Nelle foibe non sono finiti italiani, sloveni, tedeschi, militari, funzionari pubblici, sacerdoti… Sono finiti uomini e donne di lingua, cultura, religione diverse ma divenuti fratelli ed accomunati nello stesso tragico destino dell’essere vittime di una violenza cieca e brutale il cui obiettivo principale era distruggere la dignità dell’uomo. Il resto (l’ideologia, il credo politico…) erano solo tentativi per cercare di giustificare quello che in ogni caso non poteva né doveva né deve essere giustificato.
A leggere, però, la storia europea di questi ultimi decenni, a ripensare a quanto avvenuto nei Paesi della ex Jugoslavia alla fine del secolo scorso, ci rendiamo conto di come troppo breve sia la nostra memoria. Pulizia etnica, fosse comuni, deportazioni di massa sono parole ritornate frequentemente nelle cronache dei mass media. Per essere, altrettanto velocemente, dimenticate. Sino alla prossima occasione.
Eppure, per i credenti, il dovere del ricordo non avrebbe senso se non si accompagnasse a un preciso impegno per la riconciliazione.
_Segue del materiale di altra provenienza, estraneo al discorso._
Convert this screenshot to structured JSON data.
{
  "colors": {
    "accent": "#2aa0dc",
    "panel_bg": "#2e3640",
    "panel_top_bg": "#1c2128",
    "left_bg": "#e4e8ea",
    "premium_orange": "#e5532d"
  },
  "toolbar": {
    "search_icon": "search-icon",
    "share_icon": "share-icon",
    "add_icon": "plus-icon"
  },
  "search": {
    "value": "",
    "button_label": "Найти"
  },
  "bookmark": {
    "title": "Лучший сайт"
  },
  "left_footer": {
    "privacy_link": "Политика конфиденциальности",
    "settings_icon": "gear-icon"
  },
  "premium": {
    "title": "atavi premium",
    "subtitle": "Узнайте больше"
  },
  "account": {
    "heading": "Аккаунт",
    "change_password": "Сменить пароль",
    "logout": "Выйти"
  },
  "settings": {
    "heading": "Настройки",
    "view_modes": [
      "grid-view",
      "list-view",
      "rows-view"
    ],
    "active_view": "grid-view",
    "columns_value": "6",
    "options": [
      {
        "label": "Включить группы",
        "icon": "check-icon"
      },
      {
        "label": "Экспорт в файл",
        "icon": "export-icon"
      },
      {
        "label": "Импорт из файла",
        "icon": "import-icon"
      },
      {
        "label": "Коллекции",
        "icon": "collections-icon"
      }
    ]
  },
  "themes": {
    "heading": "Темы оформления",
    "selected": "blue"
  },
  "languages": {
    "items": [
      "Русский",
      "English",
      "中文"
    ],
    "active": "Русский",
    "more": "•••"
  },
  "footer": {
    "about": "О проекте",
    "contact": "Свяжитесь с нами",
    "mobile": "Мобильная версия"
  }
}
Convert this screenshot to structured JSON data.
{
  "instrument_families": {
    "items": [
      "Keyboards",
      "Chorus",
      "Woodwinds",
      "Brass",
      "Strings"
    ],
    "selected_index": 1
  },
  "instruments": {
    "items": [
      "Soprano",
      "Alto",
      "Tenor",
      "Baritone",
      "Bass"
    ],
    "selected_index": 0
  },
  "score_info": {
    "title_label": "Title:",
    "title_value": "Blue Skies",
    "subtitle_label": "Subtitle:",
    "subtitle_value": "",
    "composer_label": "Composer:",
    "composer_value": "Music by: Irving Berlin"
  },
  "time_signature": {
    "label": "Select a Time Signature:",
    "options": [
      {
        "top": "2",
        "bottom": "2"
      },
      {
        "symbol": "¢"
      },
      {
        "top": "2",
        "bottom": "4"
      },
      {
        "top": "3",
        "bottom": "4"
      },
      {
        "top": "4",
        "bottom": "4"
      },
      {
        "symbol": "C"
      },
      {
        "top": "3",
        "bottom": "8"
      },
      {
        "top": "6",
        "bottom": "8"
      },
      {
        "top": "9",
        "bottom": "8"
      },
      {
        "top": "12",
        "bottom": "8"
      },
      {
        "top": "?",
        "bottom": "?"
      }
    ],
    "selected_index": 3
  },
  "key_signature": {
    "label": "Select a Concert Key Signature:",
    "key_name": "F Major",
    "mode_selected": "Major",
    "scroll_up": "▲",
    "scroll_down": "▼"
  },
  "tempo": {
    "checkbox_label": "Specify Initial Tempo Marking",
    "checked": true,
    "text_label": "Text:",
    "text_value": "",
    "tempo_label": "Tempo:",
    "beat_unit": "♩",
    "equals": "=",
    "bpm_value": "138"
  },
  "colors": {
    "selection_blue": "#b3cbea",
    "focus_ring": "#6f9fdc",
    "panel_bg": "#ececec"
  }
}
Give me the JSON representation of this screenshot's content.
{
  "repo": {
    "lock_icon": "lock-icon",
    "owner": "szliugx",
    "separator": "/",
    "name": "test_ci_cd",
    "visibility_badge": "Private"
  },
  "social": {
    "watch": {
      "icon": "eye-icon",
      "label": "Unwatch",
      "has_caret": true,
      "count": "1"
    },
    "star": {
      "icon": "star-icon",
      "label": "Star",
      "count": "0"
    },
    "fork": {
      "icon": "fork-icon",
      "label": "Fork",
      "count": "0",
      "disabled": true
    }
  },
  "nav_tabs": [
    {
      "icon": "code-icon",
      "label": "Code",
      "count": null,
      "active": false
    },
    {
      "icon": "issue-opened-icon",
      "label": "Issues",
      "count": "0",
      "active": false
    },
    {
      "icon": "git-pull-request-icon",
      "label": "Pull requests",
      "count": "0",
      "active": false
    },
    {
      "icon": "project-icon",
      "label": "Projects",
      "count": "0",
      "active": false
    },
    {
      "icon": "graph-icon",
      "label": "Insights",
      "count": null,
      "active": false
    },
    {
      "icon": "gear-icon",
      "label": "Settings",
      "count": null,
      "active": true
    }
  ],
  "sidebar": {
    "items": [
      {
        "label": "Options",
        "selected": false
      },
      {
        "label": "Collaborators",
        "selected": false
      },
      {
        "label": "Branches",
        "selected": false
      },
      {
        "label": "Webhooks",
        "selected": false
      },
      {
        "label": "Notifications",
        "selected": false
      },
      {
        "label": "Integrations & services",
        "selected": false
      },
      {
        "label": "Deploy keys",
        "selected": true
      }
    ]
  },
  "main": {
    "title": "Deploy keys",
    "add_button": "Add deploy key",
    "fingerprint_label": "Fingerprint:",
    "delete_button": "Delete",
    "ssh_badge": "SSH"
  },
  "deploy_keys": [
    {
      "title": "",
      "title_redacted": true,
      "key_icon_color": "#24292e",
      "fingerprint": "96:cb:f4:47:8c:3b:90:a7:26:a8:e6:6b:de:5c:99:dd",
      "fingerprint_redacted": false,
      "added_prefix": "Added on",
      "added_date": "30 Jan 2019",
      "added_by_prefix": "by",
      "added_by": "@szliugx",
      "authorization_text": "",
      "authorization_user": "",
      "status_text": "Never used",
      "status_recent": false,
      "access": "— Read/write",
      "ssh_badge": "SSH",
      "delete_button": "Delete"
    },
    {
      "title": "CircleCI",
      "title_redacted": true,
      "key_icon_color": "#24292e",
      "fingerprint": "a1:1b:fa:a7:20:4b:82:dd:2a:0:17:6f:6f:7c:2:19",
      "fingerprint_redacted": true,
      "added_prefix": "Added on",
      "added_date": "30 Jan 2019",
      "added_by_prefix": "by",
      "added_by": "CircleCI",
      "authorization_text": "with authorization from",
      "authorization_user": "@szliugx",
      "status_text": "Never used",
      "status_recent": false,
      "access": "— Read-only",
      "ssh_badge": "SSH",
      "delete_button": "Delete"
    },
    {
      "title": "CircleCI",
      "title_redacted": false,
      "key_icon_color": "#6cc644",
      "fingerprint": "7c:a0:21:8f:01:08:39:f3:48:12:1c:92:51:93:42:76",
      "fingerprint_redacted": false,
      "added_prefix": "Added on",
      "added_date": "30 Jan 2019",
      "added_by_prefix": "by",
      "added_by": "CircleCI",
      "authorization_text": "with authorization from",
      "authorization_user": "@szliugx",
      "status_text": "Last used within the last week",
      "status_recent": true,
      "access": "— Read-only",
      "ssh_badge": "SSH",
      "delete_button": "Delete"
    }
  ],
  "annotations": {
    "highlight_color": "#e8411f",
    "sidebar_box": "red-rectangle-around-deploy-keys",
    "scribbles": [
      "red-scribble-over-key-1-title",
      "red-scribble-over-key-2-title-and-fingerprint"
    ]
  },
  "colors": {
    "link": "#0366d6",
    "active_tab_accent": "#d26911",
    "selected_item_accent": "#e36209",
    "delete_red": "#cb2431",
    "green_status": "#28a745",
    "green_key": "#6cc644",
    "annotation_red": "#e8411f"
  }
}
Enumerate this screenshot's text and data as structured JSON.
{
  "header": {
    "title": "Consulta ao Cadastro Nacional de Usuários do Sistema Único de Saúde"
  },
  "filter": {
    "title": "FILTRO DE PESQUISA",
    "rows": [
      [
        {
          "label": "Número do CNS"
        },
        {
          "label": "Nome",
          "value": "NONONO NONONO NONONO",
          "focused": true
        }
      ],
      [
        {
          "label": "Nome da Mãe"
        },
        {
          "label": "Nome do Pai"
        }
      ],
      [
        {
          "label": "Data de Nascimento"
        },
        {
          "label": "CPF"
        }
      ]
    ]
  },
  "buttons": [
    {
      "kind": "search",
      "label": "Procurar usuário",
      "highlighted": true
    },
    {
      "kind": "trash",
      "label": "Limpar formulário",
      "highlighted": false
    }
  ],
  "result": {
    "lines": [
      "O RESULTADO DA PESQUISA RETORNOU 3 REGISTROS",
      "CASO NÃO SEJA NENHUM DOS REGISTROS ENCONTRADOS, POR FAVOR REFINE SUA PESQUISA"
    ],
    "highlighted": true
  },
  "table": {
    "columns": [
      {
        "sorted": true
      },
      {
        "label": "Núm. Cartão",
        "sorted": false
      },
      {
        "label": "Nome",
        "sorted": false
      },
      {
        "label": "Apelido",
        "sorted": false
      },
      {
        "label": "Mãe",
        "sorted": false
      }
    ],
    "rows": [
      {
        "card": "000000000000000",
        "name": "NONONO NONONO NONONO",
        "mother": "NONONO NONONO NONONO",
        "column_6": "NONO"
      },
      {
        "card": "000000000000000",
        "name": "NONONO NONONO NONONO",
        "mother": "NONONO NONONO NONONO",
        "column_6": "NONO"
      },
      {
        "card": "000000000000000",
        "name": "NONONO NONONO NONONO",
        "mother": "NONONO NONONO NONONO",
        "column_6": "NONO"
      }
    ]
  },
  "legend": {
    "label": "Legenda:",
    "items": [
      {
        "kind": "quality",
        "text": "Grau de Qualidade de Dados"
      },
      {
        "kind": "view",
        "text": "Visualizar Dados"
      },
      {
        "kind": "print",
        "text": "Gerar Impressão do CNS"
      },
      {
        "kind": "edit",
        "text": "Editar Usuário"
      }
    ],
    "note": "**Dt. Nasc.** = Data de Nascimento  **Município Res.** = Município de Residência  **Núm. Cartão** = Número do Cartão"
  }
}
Una riconciliazione che va ben oltre il perdono ma indica un gesto da compiere insieme: «Non possiamo non intraprendere – ricordò il beato Giovanni Paolo II durante la sua storica visita a Sarajevo nell’aprile 1997 – il difficile ma necessario pellegrinaggio del perdono che porta a una profonda riconciliazione».
E solo da esso, sia detto senza retorica, può passare la costruzione di un futuro diverso per il nostro Continente.
Un impegno, ancora più impellente e significativo, se espresso in questo 2014 in cui si ricordano i 100 anni dall’inizio di quella che la voce inascoltata e solitaria di Papa Benedetto XV definì la “inutile strage”.